One of the biggest credits State Farm offers is for mitigation — installing storm shutters, impact-resistant on windows and doors or reinforced garage doors to protect a home against violent weather.
These discounts have saved homeowners hundreds of dollars on their insurance premiums during the last two years.
State Farm also is proposing eliminating discounts for having more than one policy with the company, for installing burglar alarms and for updating plumbing, electrical and AC systems. It even plans to do away with a discount for not having filed a previous homeowners claim.
The move is a last-ditch effort by State Farm to remain solvent as it prepares to stop writing property insurance in Florida over the next two to three years. The insurer has said that because policy rates are so low, it can’t continue to operate in Florida and remain profitable.
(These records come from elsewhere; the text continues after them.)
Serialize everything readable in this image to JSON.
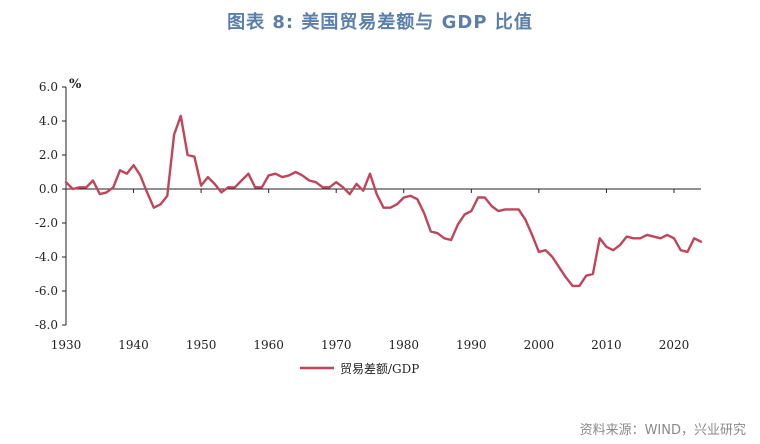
{
  "title": "图表 8:   美国贸易差额与 GDP 比值",
  "source": "资料来源：WIND，兴业研究",
  "chart_data": {
    "type": "line",
    "title": "图表 8:   美国贸易差额与 GDP 比值",
    "ylabel_unit": "%",
    "xlim": [
      1930,
      2024
    ],
    "ylim": [
      -8.0,
      6.0
    ],
    "x_ticks": [
      1930,
      1940,
      1950,
      1960,
      1970,
      1980,
      1990,
      2000,
      2010,
      2020
    ],
    "y_ticks": [
      "6.0",
      "4.0",
      "2.0",
      "0.0",
      "-2.0",
      "-4.0",
      "-6.0",
      "-8.0"
    ],
    "y_tick_values": [
      6,
      4,
      2,
      0,
      -2,
      -4,
      -6,
      -8
    ],
    "grid": false,
    "legend_position": "bottom",
    "series": [
      {
        "name": "贸易差额/GDP",
        "color": "#c0455a",
        "x": [
          1930,
          1931,
          1932,
          1933,
          1934,
          1935,
          1936,
          1937,
          1938,
          1939,
          1940,
          1941,
          1942,
          1943,
          1944,
          1945,
          1946,
          1947,
          1948,
          1949,
          1950,
          1951,
          1952,
          1953,
          1954,
          1955,
          1956,
          1957,
          1958,
          1959,
          1960,
          1961,
          1962,
          1963,
          1964,
          1965,
          1966,
          1967,
          1968,
          1969,
          1970,
          1971,
          1972,
          1973,
          1974,
          1975,
          1976,
          1977,
          1978,
          1979,
          1980,
          1981,
          1982,
          1983,
          1984,
          1985,
          1986,
          1987,
          1988,
          1989,
          1990,
          1991,
          1992,
          1993,
          1994,
          1995,
          1996,
          1997,
          1998,
          1999,
          2000,
          2001,
          2002,
          2003,
          2004,
          2005,
          2006,
          2007,
          2008,
          2009,
          2010,
          2011,
          2012,
          2013,
          2014,
          2015,
          2016,
          2017,
          2018,
          2019,
          2020,
          2021,
          2022,
          2023,
          2024
        ],
        "values": [
          0.4,
          0.0,
          0.1,
          0.1,
          0.5,
          -0.3,
          -0.2,
          0.1,
          1.1,
          0.9,
          1.4,
          0.8,
          -0.2,
          -1.1,
          -0.9,
          -0.4,
          3.2,
          4.3,
          2.0,
          1.9,
          0.2,
          0.7,
          0.3,
          -0.2,
          0.1,
          0.1,
          0.5,
          0.9,
          0.1,
          0.1,
          0.8,
          0.9,
          0.7,
          0.8,
          1.0,
          0.8,
          0.5,
          0.4,
          0.1,
          0.1,
          0.4,
          0.1,
          -0.3,
          0.3,
          -0.1,
          0.9,
          -0.3,
          -1.1,
          -1.1,
          -0.9,
          -0.5,
          -0.4,
          -0.6,
          -1.4,
          -2.5,
          -2.6,
          -2.9,
          -3.0,
          -2.1,
          -1.5,
          -1.3,
          -0.5,
          -0.5,
          -1.0,
          -1.3,
          -1.2,
          -1.2,
          -1.2,
          -1.8,
          -2.7,
          -3.7,
          -3.6,
          -4.0,
          -4.6,
          -5.2,
          -5.7,
          -5.7,
          -5.1,
          -5.0,
          -2.9,
          -3.4,
          -3.6,
          -3.3,
          -2.8,
          -2.9,
          -2.9,
          -2.7,
          -2.8,
          -2.9,
          -2.7,
          -2.9,
          -3.6,
          -3.7,
          -2.9,
          -3.1
        ]
      }
    ]
  }
}
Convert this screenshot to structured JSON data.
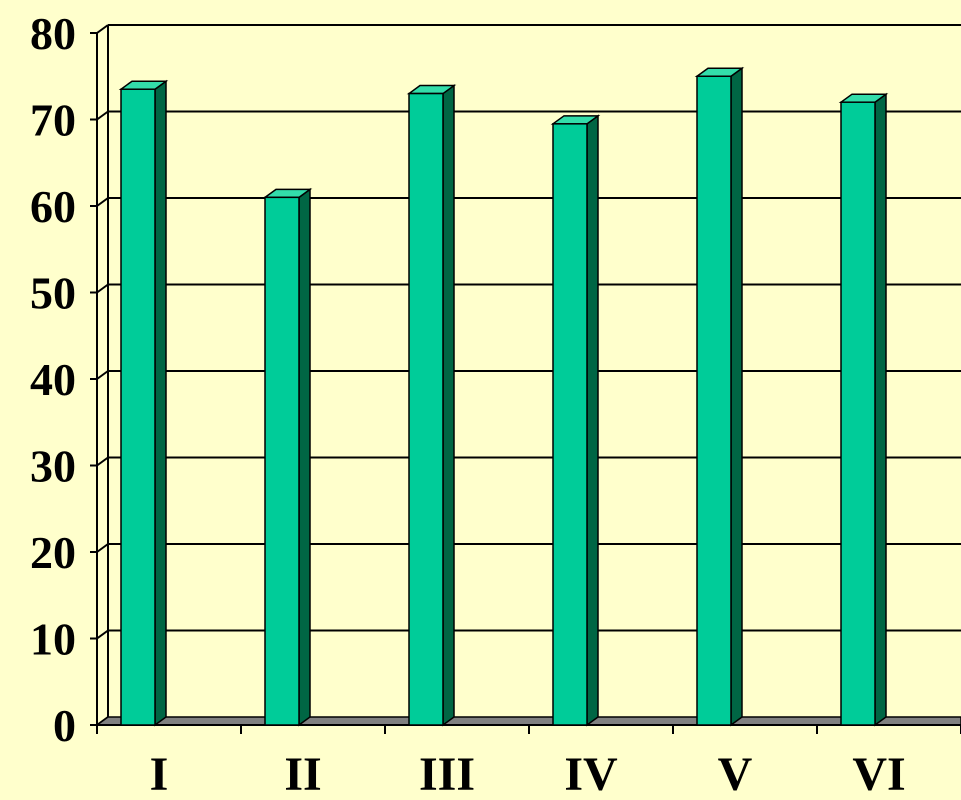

The company eventually would drop more than 1 million policies, including about 700,000 covering single-family homes in Florida.
Last year, the company had complained the mitigation credits — which were doubled in 2007 — were too steep and had drastically eroded its revenues in the past two years. State Farm had requested an average 47.1 percent rate hike last year to make up some of the revenue it lost via the credits. The rate filing was rejected.
The Florida Commission on Hurricane Loss Projection Methodology has started a review of how mitigation credits are set. Now, agents and many other insurers are complaining the credits are too high — and that some are offered on homes that have done little to fortify themselves against a major storm. The commission will hold public hearings Aug. 11.
State Farm needs state approval to reduce the wind mitigation discounts it offers. The 2007 law, which mandated the higher discounts initially, allows insurers to present an analysis justifying reducing the credits.
That’s what the company filed with the Office of Insurance Regulation late Friday. OIR has 90 days to approve or reject the State Farm filing.
The company can drop the other discounts without approval since it offered them voluntarily.